Francesco Gasparini (1661–1727)
“Quell’usignolo che innamorato”
Aria from Merope

 

George Frideric Handel
“Crude furie degli orridi abissi”
Aria from Serse

Margravial Opera House

It was built according to plans designed by the French architect Joseph Saint-Pierre (ca. 1709 – 1754), court builder of the Hohenzollern margrave Frederick of Brandenburg-Bayreuth and his wife Princess Wilhelmine of Prussia. It was inaugurated on the occasion of the marriage of their daughter Elisabeth Fredericka Sophie with Duke Charles Eugene of Württemberg.

The wooden interior was designed by Giuseppe Galli Bibiena (1696 – 1757) and his son Carlo from Bologna in an Italian Late Baroque style. The box theatre is completely preserved in its original condition, except for the curtain which was taken by Napoleon's troops on their march to the 1812 Russian campaign. The prince box was seldom used by the art-minded margravial couple, who preferred a front-row seat.

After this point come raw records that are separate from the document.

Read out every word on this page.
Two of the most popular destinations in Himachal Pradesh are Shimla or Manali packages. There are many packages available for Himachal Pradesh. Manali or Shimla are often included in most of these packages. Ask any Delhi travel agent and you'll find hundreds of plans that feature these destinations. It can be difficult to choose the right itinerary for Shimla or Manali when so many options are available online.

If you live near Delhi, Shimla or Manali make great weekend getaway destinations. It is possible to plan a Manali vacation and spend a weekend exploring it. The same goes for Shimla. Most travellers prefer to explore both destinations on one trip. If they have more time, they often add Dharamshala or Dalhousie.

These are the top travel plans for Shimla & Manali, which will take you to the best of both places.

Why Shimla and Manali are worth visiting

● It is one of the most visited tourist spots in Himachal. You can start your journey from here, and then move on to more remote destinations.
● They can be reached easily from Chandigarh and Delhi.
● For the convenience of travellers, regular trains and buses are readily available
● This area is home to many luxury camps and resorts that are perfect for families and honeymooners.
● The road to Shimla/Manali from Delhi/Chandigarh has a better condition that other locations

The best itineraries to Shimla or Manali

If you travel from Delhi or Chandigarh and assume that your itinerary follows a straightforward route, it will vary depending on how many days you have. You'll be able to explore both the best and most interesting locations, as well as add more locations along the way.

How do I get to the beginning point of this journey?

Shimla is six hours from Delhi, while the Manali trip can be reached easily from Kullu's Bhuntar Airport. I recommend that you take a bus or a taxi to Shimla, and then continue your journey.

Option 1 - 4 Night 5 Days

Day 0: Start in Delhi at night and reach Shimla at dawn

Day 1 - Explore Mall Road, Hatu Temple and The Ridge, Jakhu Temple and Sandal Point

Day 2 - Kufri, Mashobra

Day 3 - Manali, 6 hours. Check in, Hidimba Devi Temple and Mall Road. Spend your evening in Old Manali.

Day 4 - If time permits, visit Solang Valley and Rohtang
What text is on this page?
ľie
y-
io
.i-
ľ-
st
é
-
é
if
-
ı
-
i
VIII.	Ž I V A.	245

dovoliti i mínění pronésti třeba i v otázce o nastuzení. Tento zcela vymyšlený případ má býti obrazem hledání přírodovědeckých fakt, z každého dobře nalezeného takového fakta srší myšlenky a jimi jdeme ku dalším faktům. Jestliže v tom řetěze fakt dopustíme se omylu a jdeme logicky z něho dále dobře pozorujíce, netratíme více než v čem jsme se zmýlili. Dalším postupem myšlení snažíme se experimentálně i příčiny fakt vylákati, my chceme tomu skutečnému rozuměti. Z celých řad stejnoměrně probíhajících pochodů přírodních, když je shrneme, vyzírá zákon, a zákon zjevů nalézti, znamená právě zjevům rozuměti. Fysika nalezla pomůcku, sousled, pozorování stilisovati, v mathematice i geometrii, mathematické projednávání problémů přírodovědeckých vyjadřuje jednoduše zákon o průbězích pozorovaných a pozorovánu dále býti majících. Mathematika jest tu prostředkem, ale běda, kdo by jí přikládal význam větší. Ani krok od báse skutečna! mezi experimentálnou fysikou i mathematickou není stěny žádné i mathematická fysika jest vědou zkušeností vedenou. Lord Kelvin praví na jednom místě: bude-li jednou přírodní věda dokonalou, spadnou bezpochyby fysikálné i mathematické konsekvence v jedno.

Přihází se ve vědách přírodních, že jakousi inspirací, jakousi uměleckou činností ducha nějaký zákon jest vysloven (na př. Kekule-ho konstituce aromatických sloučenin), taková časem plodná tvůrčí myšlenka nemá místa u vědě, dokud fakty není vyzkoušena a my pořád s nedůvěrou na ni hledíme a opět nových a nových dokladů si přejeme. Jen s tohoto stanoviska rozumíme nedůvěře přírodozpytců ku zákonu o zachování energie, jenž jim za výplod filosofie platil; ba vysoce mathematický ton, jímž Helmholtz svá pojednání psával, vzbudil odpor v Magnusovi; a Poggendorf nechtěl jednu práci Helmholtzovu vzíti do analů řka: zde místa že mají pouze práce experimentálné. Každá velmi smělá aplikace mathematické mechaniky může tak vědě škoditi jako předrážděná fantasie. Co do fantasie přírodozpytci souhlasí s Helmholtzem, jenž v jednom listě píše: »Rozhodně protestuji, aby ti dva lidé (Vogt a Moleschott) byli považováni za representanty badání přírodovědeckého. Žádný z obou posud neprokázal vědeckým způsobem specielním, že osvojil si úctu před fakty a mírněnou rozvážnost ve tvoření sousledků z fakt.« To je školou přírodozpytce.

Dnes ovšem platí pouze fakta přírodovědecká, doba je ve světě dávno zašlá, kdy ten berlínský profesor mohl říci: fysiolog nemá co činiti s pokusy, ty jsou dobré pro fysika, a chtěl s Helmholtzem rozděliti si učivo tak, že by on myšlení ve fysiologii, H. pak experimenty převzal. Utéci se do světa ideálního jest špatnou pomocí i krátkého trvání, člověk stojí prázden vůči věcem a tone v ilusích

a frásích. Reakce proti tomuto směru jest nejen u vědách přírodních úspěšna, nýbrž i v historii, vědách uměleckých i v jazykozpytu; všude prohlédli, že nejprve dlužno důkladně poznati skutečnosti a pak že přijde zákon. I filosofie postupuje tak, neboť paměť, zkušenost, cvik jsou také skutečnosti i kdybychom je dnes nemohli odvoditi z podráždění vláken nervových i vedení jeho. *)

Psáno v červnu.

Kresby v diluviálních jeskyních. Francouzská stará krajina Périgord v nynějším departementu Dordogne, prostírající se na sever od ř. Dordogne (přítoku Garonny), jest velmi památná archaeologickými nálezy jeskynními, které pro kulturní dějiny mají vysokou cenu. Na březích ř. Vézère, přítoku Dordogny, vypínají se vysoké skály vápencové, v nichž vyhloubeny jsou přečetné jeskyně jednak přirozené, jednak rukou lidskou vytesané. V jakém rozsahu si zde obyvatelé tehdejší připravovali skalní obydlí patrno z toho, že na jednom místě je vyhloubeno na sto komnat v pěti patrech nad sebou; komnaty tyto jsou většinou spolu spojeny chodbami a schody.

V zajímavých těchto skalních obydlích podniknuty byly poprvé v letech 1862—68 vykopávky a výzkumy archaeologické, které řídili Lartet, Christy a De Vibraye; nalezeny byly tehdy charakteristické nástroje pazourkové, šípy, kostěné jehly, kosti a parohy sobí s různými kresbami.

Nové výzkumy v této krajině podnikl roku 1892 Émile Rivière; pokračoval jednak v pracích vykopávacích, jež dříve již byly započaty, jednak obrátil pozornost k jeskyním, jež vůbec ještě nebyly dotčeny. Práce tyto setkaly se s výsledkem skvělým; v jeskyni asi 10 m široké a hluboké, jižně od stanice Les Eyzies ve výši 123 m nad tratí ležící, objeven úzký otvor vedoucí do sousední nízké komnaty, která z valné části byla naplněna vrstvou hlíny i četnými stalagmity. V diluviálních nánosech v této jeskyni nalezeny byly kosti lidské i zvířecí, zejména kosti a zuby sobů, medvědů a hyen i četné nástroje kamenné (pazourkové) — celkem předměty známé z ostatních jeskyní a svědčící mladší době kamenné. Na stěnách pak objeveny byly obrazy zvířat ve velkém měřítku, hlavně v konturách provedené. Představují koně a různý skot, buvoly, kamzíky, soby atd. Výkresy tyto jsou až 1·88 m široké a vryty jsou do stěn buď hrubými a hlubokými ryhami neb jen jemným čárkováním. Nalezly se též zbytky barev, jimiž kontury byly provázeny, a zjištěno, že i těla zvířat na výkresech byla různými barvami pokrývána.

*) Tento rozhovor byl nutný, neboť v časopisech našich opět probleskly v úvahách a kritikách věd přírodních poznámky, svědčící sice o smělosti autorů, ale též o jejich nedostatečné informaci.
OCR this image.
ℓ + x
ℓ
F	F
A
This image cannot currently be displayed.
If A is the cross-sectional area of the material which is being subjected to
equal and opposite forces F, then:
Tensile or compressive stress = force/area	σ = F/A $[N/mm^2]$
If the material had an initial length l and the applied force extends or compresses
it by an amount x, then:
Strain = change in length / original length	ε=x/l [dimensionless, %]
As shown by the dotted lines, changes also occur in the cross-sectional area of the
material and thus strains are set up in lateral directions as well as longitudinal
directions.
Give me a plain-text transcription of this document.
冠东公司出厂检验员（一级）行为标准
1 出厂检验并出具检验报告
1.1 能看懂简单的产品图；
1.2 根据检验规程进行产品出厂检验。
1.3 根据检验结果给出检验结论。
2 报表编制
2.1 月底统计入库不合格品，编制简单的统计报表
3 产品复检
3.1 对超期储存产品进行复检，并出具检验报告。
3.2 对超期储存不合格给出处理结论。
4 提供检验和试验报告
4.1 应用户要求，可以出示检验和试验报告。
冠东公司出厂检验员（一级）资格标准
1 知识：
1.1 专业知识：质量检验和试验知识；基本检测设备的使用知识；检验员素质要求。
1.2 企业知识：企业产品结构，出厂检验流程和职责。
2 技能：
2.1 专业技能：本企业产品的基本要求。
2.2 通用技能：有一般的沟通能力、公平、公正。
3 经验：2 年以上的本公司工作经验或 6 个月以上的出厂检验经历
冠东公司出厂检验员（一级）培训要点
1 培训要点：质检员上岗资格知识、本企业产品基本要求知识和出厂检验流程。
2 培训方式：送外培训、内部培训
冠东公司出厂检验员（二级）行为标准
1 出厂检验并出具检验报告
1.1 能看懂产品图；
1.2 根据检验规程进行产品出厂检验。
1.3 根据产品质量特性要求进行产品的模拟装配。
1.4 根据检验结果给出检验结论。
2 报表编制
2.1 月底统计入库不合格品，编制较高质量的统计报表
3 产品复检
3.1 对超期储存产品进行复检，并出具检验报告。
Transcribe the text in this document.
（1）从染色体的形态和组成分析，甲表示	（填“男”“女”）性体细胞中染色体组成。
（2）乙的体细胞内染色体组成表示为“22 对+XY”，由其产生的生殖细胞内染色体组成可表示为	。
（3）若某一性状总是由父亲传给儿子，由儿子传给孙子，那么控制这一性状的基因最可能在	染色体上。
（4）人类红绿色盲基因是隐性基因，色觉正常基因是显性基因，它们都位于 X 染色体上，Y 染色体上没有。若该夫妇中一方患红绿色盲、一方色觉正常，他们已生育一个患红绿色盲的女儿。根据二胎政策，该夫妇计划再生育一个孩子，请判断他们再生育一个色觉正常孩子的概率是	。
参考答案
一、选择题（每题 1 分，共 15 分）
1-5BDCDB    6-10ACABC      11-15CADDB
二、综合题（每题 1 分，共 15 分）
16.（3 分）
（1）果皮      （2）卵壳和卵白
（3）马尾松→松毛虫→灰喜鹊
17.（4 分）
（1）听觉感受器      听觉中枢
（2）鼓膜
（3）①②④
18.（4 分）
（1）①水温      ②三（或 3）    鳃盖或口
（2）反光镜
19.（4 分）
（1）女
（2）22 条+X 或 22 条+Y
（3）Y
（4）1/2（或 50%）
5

Princess Wilhelmine, older sister of the Prussian king Frederick the Great, had established the margravial theatre company in 1737. In the new opera house she participated as a composer of opera works and Singspiele, as well as an actor and director. Today she features in a sound-and-light presentation for tourists. After her death in 1758, performances ceased and the building went into disuse, one reason for its good conservation status.

More than one hundred years later, the stage's great depth of 27 metres (89 ft) attracted the composer Richard Wagner, who in 1872 chose Bayreuth as festival centre and had the Festspielhaus built north of the town. The foundation stone ceremony was held on 22 May, Wagner's birthday, and included a performance of Beethoven's Symphony No. 9, directed by the maestro.

Parts of the 1994 biopic Farinelli were filmed in the Opera House. The theatre was the site of the annual Bayreuther Osterfestival until 2009. Each September from the year 2000 to 2009, the theatre also hosted the Bayreuth Baroque festival, with performances of early operatic rarities. The 2009 festival included performances of Andrea Bernasconi's festa teatrale, L'Huomo, to a libretto by the Margravine Wilhelmine.

The theatre closed between October 2012 for extensive refurbishment and redevelopment and reopened 12 April 2018.